In Germany the government would have been re-training them for jobs in the green energy industry for some time now.

Jenny Kastner
Posted on Portside's Facebook page

 

Wrestling with Zionism - film trailer
 

Listen here.

Filmmaker: Tami Gold; Editors: Tami Gold and Tammy Kremer

Conversations about Israel/Palestine are often charged and challenging. Many families and friends avoid the subject to keep the peace and worry that even a slight criticism of Israel can result in being labeled anti-Semitic. At JVP-NYC we want to create a space where we can discuss this subject, with respect and active listening, with the aim to build relationships and understanding. Wresting With Zionism is a collection of stories from people from range of backgrounds who share their evolving relationships to Zionism.

Jewish Voice for Peace
Published on May 31, 2018
Learn more: https://www.jvpnyc.org/

 

Radical Perspectives Reception and Author Talk - Madison, Wisc - June 15
 

Friday, June 15, 2018 - 6:00pm

A Room of One's Own
315 W. Gorham St.
Madison, WI 53703-2218

A Room Of One’s Own Bookstore will host an Authors Talk featuring the following authors. This event is the kick-off for “Radical Perspectives on the ‘60s & Beyond: A Teach-In and Intergenerational Dialogue”, which will be held at Union South on Saturday, June 16th. For more information about the Teach-In, please see the Facebook page about the event, or contact the organizers at radicalperspectivescoalition@gmail.com, 608-284-9082.

Featured authors:

Max Elbaum, reading from the just-released third edition of Revolution in the Air: Sixties Radicals Turn to Lenin, Mao and Che, with a new foreword by Black Lives Matter co-founder Alicia Garza.
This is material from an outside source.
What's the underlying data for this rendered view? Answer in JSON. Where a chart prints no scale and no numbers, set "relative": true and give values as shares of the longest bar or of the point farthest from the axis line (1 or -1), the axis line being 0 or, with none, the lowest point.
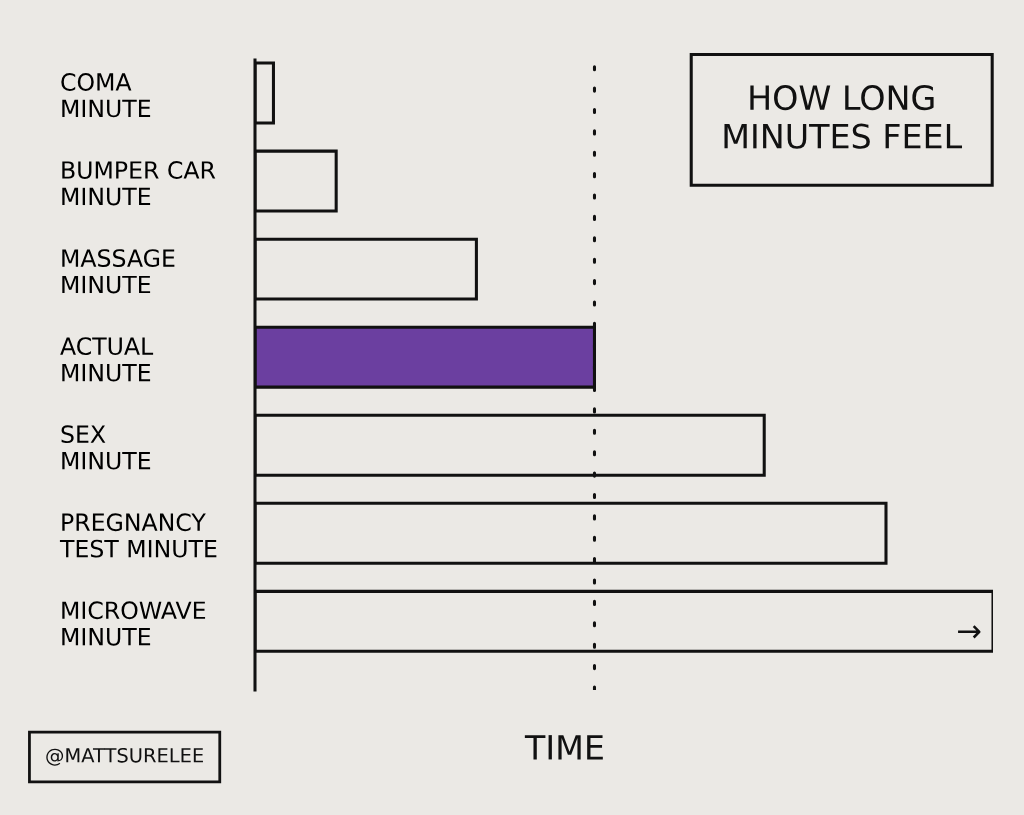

A study of movements that embraced twentieth-century Marxism, and what movements of dissent today might learn from that experience.
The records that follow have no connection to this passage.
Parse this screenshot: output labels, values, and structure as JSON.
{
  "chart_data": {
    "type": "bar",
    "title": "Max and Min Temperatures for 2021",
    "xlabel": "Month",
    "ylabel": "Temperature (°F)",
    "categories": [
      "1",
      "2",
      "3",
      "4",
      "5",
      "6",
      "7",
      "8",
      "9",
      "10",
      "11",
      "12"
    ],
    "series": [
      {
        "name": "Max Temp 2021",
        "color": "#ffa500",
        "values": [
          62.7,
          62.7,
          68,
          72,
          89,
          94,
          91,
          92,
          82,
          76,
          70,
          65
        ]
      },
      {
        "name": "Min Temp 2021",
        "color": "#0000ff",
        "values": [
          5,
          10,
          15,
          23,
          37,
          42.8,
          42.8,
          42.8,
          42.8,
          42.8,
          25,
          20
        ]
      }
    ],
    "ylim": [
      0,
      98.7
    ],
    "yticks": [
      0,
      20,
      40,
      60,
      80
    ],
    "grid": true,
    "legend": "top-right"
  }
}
Gerald Lenoir, reading from Amandla: Poems of Love and Struggle, verses that reflect the universal experiences of racial injustice, class exploitation and imperial domination reflecting his 40+ years as a social justice activist.

Kendall Hale, reading from Radical Passions: A Memoir of Revolution and Healing, a personal yet universal memoir tracing her adolescence during the turbulent ‘60s and the Vietnam war, young adulthood struggles in Boston with the new communist, feminist and labor movements, marriage, family and the birth and maturation of her spiritual quest.

Melinda Paras, reading from 'A Time To Rise': Filipino American Memoirs Of Revolution, containing more than 40 essays that comprise the "collective memoirs" of former KDP (Union of Democratic Filipinos) members, of which Melinda was a founder.

Sue Blaustein, reading from In the Field, Autobiography of an Inspector, a book of poetry reflecting her life path through UW-Madison in the ‘70s, trade unionism and left-wing politics, work in the printing trade and public service.

Billy Drew, reading from Fortunate Son--Redemption of a ’70s Radical, his father’s memoir of life in Madison in the late ‘60s, reflecting on the nature of legacy and the contributions which his generation has made and can still make.

Susan Simensky Bietila, reading her illustrated story about the Act 10 Occupation of the Capital from Wisconsin - Walk Like an Egyptian. Susan got her start in comix with the women's takeover of the RAT underground newspaper, a famed 2nd wave feminist event.

A welcome reception will follow the readings, with announcements about the Teach-in at Union South Saturday June 16, 9am-8pm.

 

LR9 - Multimedia Show Honoring the Little Rock Nine - New York - June 8 - August 5
 

Celebrate the opening of LR9:1957, a multimedia show by nine artists each offering works to honor the Little Rock Nine, who integrated Little Rock Central High School in 1957.  The students were initially prevented from entering the racially segregated school until President Dwight D. Eisenhower ordered the 101st Airborne Division of the United States Army to serve as guards for the Nine.